Après plusieurs décennies d’absence, découvrez ou redécouvrez un classique de la littérature anglophone réédité avec une traduction révisée et complétée ! Le monde de Suzie Wong est le monde d’hier, celui d’un Hong Kong qui a disparu, quoique pas tout à fait…

Le monde de Suzie Wong

Cette version est également augmentée d’une introduction par Gérard Henry, l’auteur de Chroniques hongkongaises, d’un essai d’Étienne Rosse, l’auteur de Trois autres Thaïlande, ainsi que d’une biographie de Richard Mason établie avec la collaboration de sa veuve.

 

Suzie Wong, extrait

Si par hasard nous avions faim, elle téléphonait au restaurant du coin et nous faisait apporter un encas. Un quart d’heure après, quelle que soit l’heure, même à deux heures du matin, un coolie frappait à ma porte, une longue canne de bambou sur l’épaule d’où étaient suspendus de part et d’autre deux plateaux, comme ceux d’une antique balance, chargés d’une douzaine de petits plats couverts, avec du poulet, du porc, du poisson et les mille gourmandises chinoises dont je n’ai jamais pu pénétrer les mystères.

Le coolie dressait la table sur mon balcon. Cette livraison des repas à domicile, de jour comme de nuit, est courante en Chine, et l’addition est extraordinairement raisonnable si l’on songe au luxe réel de ces repas. Suzie voulait toujours payer, car mon budget l’inquiétait fort, et elle y parvenait quelquefois.

Mais si je la devançais, elle me demandait toujours quel pourboire j’avais donné au coolie. J’étais bien obligé d’avouer que je donnais cinquante cents, bien peu de chose au fond.

Le monde de Suzie Wong a déjà fait couler beaucoup d’encre et ce n’est pas fini ! Aussi bien le roman que le film ont donné lieu à diverses interprétations et ont servi de base à différentes études.

Voici un extrait d’un article paru récemment dans Genre, sexualité & société, une revue francophone à comité de lecture, consacrée à la sexualité et aux questions de genre.

Les constructions raciales et genrées dans Le monde de Suzie Wong

The world of Suzie Wong, film américain sorti en 1960 avec William Holden

Dans la narration, l’interdit moral du métissage se confond avec l’interdit sexuel.
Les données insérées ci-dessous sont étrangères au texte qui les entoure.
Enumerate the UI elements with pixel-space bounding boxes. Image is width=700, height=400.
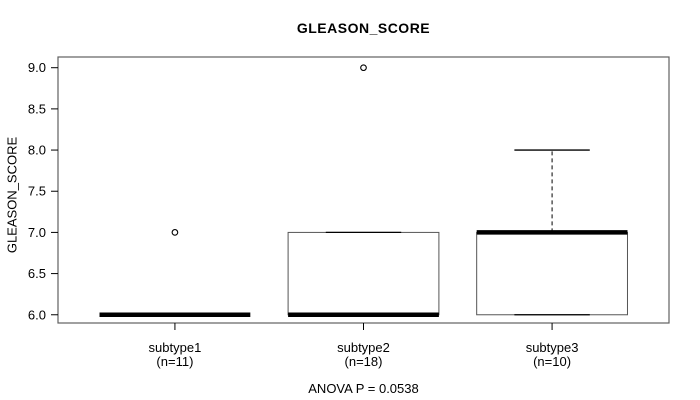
y-tick-label: 9.0 (28, 60, 46, 75)
y-axis-title: GLEASON_SCORE (4, 136, 20, 254)
anova-pvalue-text: ANOVA P = 0.0538 (308, 381, 419, 396)
y-tick-label: 6.0 (28, 307, 46, 322)
outlier-point (360, 64, 367, 72)
x-category-sublabel: (n=18) (345, 354, 383, 369)
y-tick-label: 6.5 (28, 266, 46, 281)
y-tick-label: 7.0 (28, 225, 46, 240)
y-tick-label: 7.5 (28, 184, 46, 199)
box-iqr (287, 231, 440, 316)
y-tick-label: 8.0 (28, 143, 46, 158)
outlier-point (171, 229, 179, 236)
x-category-label: subtype2 (337, 340, 390, 355)
x-category-sublabel: (n=11) (156, 354, 193, 369)
x-category-label: subtype1 (149, 340, 202, 355)
x-category-label: subtype3 (526, 340, 579, 355)
x-category-sublabel: (n=10) (533, 354, 571, 369)
y-tick-label: 8.5 (28, 101, 46, 116)
box-iqr (476, 231, 628, 316)
chart-title: GLEASON_SCORE (296, 20, 431, 36)
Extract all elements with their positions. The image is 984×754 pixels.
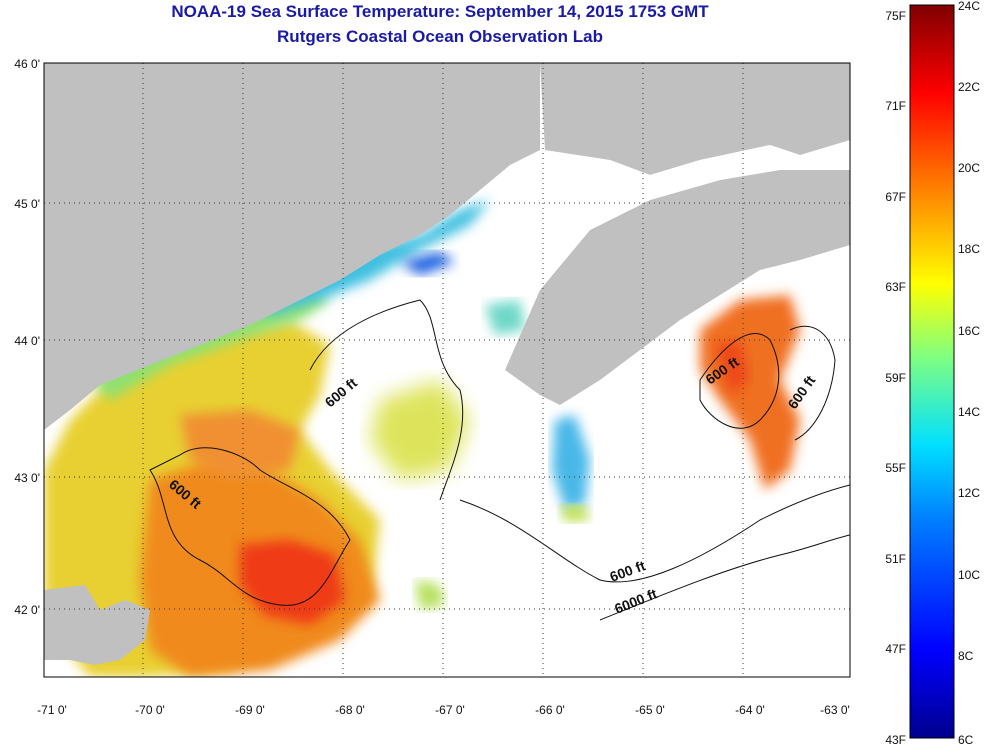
lat-tick: 43 0' (14, 471, 40, 485)
contour-600-east (699, 333, 780, 429)
lon-tick: -63 0' (820, 703, 850, 717)
lat-tick: 44 0' (14, 334, 40, 348)
contour-6000 (599, 534, 850, 621)
colorbar-c-label: 24C (958, 0, 980, 13)
sst-mid-cyan (485, 300, 525, 335)
colorbar-f-label: 71F (885, 99, 906, 113)
colorbar-celsius: 24C 22C 20C 18C 16C 14C 12C 10C 8C 6C (958, 0, 980, 747)
bay-of-fundy (515, 145, 800, 290)
sst-banks-green (560, 505, 590, 522)
sst-east-red (715, 340, 750, 395)
map-frame (43, 62, 851, 678)
contour-600-gulf (309, 299, 464, 501)
land-cape-cod (44, 585, 150, 665)
sst-banks-cyan (552, 415, 590, 510)
lon-tick-labels: -71 0' -70 0' -69 0' -68 0' -67 0' -66 0… (37, 703, 850, 717)
colorbar-f-label: 47F (885, 642, 906, 656)
map-subtitle: Rutgers Coastal Ocean Observation Lab (277, 27, 603, 46)
lat-tick: 46 0' (14, 57, 40, 71)
colorbar-c-label: 12C (958, 486, 980, 500)
colorbar-c-label: 20C (958, 161, 980, 175)
sst-southwest-orange (180, 410, 300, 480)
colorbar-fahrenheit: 75F 71F 67F 63F 59F 55F 51F 47F 43F (885, 9, 906, 747)
map-title: NOAA-19 Sea Surface Temperature: Septemb… (171, 2, 709, 21)
land-nova-scotia (505, 170, 850, 405)
colorbar-c-label: 14C (958, 405, 980, 419)
colorbar-c-label: 22C (958, 80, 980, 94)
sst-offshore-patch (415, 580, 445, 610)
colorbar-f-label: 43F (885, 733, 906, 747)
land-new-brunswick (540, 63, 850, 175)
sst-hot-spot (240, 540, 345, 625)
contour-600-west (149, 447, 351, 606)
lon-tick: -66 0' (535, 703, 565, 717)
contour-600-far-east (789, 325, 836, 441)
land-layer (44, 63, 850, 665)
colorbar-c-label: 8C (958, 649, 974, 663)
lon-tick: -65 0' (635, 703, 665, 717)
colorbar-c-label: 6C (958, 733, 974, 747)
bathymetry-contours (149, 299, 850, 621)
lon-tick: -64 0' (735, 703, 765, 717)
lon-tick: -68 0' (335, 703, 365, 717)
lon-tick: -70 0' (135, 703, 165, 717)
colorbar-f-label: 51F (885, 552, 906, 566)
lat-tick-labels: 46 0' 45 0' 44 0' 43 0' 42 0' (14, 57, 40, 617)
colorbar-c-label: 10C (958, 568, 980, 582)
lon-tick: -67 0' (435, 703, 465, 717)
colorbar-c-label: 16C (958, 324, 980, 338)
colorbar-c-label: 18C (958, 242, 980, 256)
land-maine (44, 63, 540, 430)
colorbar-f-label: 75F (885, 9, 906, 23)
sst-scattered-yellow (370, 380, 470, 480)
lon-tick: -71 0' (37, 703, 67, 717)
contour-600-georges (459, 484, 850, 583)
lat-tick: 42 0' (14, 603, 40, 617)
colorbar-f-label: 67F (885, 190, 906, 204)
colorbar: 75F 71F 67F 63F 59F 55F 51F 47F 43F 24C … (885, 0, 980, 747)
lon-tick: -69 0' (235, 703, 265, 717)
lat-tick: 45 0' (14, 197, 40, 211)
colorbar-f-label: 59F (885, 371, 906, 385)
colorbar-gradient (909, 4, 955, 739)
colorbar-f-label: 63F (885, 280, 906, 294)
colorbar-f-label: 55F (885, 461, 906, 475)
sst-coastal-blue (400, 252, 455, 275)
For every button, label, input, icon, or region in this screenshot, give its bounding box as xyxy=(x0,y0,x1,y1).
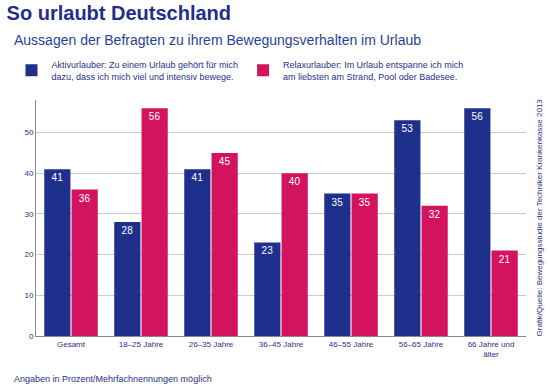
svg-text:40: 40 xyxy=(24,169,33,178)
svg-text:Angaben in Prozent/Mehrfachnen: Angaben in Prozent/Mehrfachnennungen mög… xyxy=(14,374,212,384)
svg-text:21: 21 xyxy=(499,254,511,265)
svg-text:50: 50 xyxy=(24,128,33,137)
svg-text:0: 0 xyxy=(29,332,34,341)
svg-text:56–65 Jahre: 56–65 Jahre xyxy=(399,340,444,349)
svg-text:30: 30 xyxy=(24,210,33,219)
svg-text:Aussagen der Befragten zu ihre: Aussagen der Befragten zu ihrem Bewegung… xyxy=(14,32,421,48)
svg-text:35: 35 xyxy=(332,197,344,208)
svg-text:Aktivurlauber: Zu einem Urlaub: Aktivurlauber: Zu einem Urlaub gehört fü… xyxy=(52,60,239,82)
svg-text:20: 20 xyxy=(24,250,33,259)
svg-text:56: 56 xyxy=(472,111,484,122)
svg-text:26–35 Jahre: 26–35 Jahre xyxy=(189,340,234,349)
svg-text:56: 56 xyxy=(149,111,161,122)
svg-text:41: 41 xyxy=(52,172,64,183)
svg-text:41: 41 xyxy=(192,172,204,183)
svg-text:45: 45 xyxy=(219,156,231,167)
svg-text:28: 28 xyxy=(122,225,134,236)
svg-text:46–55 Jahre: 46–55 Jahre xyxy=(329,340,374,349)
svg-text:53: 53 xyxy=(402,123,414,134)
svg-text:35: 35 xyxy=(359,197,371,208)
svg-text:36–45 Jahre: 36–45 Jahre xyxy=(259,340,304,349)
svg-text:66 Jahre undälter: 66 Jahre undälter xyxy=(468,340,515,359)
svg-text:So urlaubt Deutschland: So urlaubt Deutschland xyxy=(7,2,231,24)
svg-text:Relaxurlauber: Im Urlaub entsp: Relaxurlauber: Im Urlaub entspanne ich m… xyxy=(283,60,463,82)
svg-text:32: 32 xyxy=(429,209,441,220)
svg-text:36: 36 xyxy=(79,193,91,204)
svg-text:Gesamt: Gesamt xyxy=(57,340,86,349)
svg-text:18–25 Jahre: 18–25 Jahre xyxy=(119,340,164,349)
svg-text:10: 10 xyxy=(24,291,33,300)
svg-text:Grafik/Quelle: Bewegungsstudie: Grafik/Quelle: Bewegungsstudie der Techn… xyxy=(535,99,544,337)
svg-text:40: 40 xyxy=(289,176,301,187)
svg-text:23: 23 xyxy=(262,245,274,256)
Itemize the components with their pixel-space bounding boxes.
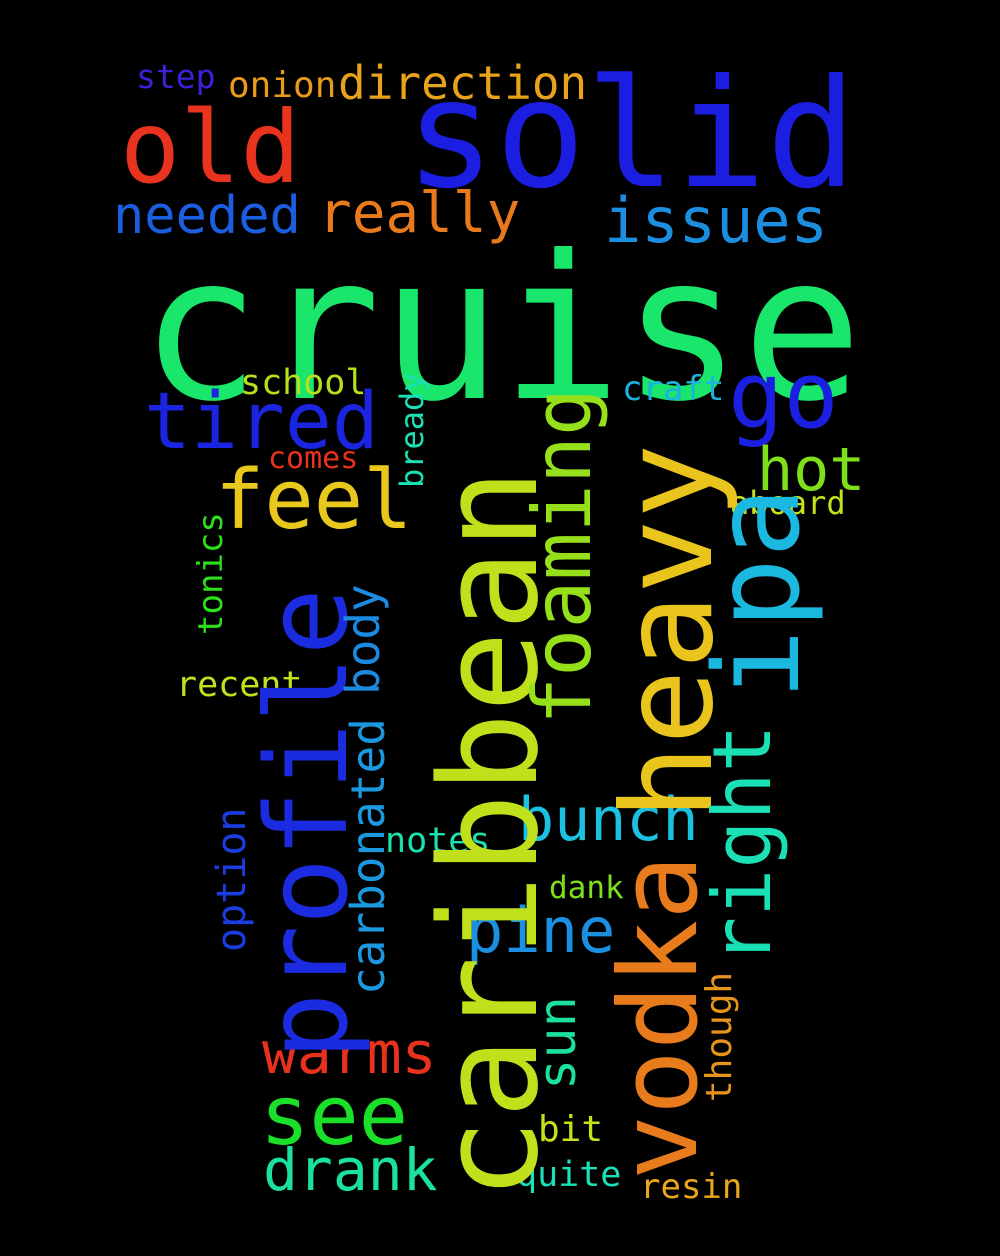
word-pine: pine [466, 894, 616, 967]
word-onion: onion [228, 65, 337, 106]
word-school: school [240, 363, 367, 403]
word-cruise: cruise [140, 213, 863, 446]
word-step: step [136, 57, 216, 96]
word-direction: direction [338, 56, 588, 110]
word-drank: drank [263, 1136, 438, 1204]
word-resin: resin [640, 1167, 743, 1207]
word-see: see [260, 1069, 409, 1164]
word-bunch: bunch [518, 785, 699, 855]
word-comes: comes [268, 441, 359, 476]
word-carbonated: carbonated [341, 718, 395, 995]
word-bit: bit [538, 1109, 604, 1150]
word-hot: hot [757, 435, 866, 505]
word-though: though [699, 971, 740, 1102]
word-issues: issues [604, 184, 828, 257]
word-tired: tired [144, 377, 379, 467]
word-old: old [120, 89, 301, 206]
word-foaming: foaming [516, 387, 609, 725]
word-quite: quite [516, 1155, 622, 1195]
word-go: go [728, 342, 839, 449]
word-aboard: aboard [730, 484, 846, 522]
word-feel: feel [215, 453, 413, 548]
word-sun: sun [528, 996, 588, 1090]
word-body: body [336, 584, 390, 695]
word-option: option [209, 807, 255, 953]
word-warms: warms [262, 1019, 437, 1087]
word-right: right [696, 724, 789, 965]
word-needed: needed [113, 186, 301, 246]
word-really: really [318, 181, 521, 246]
word-notes: notes [385, 821, 491, 861]
word-bready: bready [393, 372, 431, 488]
word-ipa: ipa [688, 486, 826, 700]
word-craft: craft [622, 369, 725, 409]
word-solid: solid [405, 48, 857, 222]
word-tonics: tonics [191, 512, 231, 635]
word-dank: dank [549, 870, 624, 906]
word-recent: recent [176, 665, 303, 705]
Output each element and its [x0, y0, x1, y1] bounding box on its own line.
Le conservatisme des expatriés est présenté comme un défaut pur et simple de désir sexuel, un complexe, une frustration, en somme un déséquilibre de la personnalité.

À l’inverse, la transgression que constitue le désir de Robert pour les femmes indigènes figure autant l’expression libre d’une sexualité équilibrée qu’un juste progressisme social qui s’oppose à l’ordre colonial obsolète. Inhibé par le tabou de la relation interethnique, Robert transgresse d’abord symboliquement l’interdit moral à travers la peinture, qui est l’expression de sa puissance sexuelle.

L’acte de peindre des femmes indigènes figure la définition et le contrôle de leur sexualité, par opposition avec celle des femmes expatriées (Stella dans les extraits suivants) qui demeure incontrôlable :

« La puissance créatrice est d’origine sexuelle et ce n’était certes pas par hasard que je préférais peindre les Malaises, tout comme d’autres artistes se plaisent à faire des nus. (Un peintre qui prétend que le corps féminin ne l’intéresse que d’une façon abstraite raconte des histoires. Autant peindre des coussins). Les filles indigènes éveillaient en moi des sentiments que, faute de pouvoir exprimer ouvertement, je traduisais comme je pouvais sur la toile et qui donnaient à mes œuvres le peu de mérite qu’on pouvait leur reconnaître. Stella n’avait jamais rien éveillé de tel. » (Mason, 1958, 24).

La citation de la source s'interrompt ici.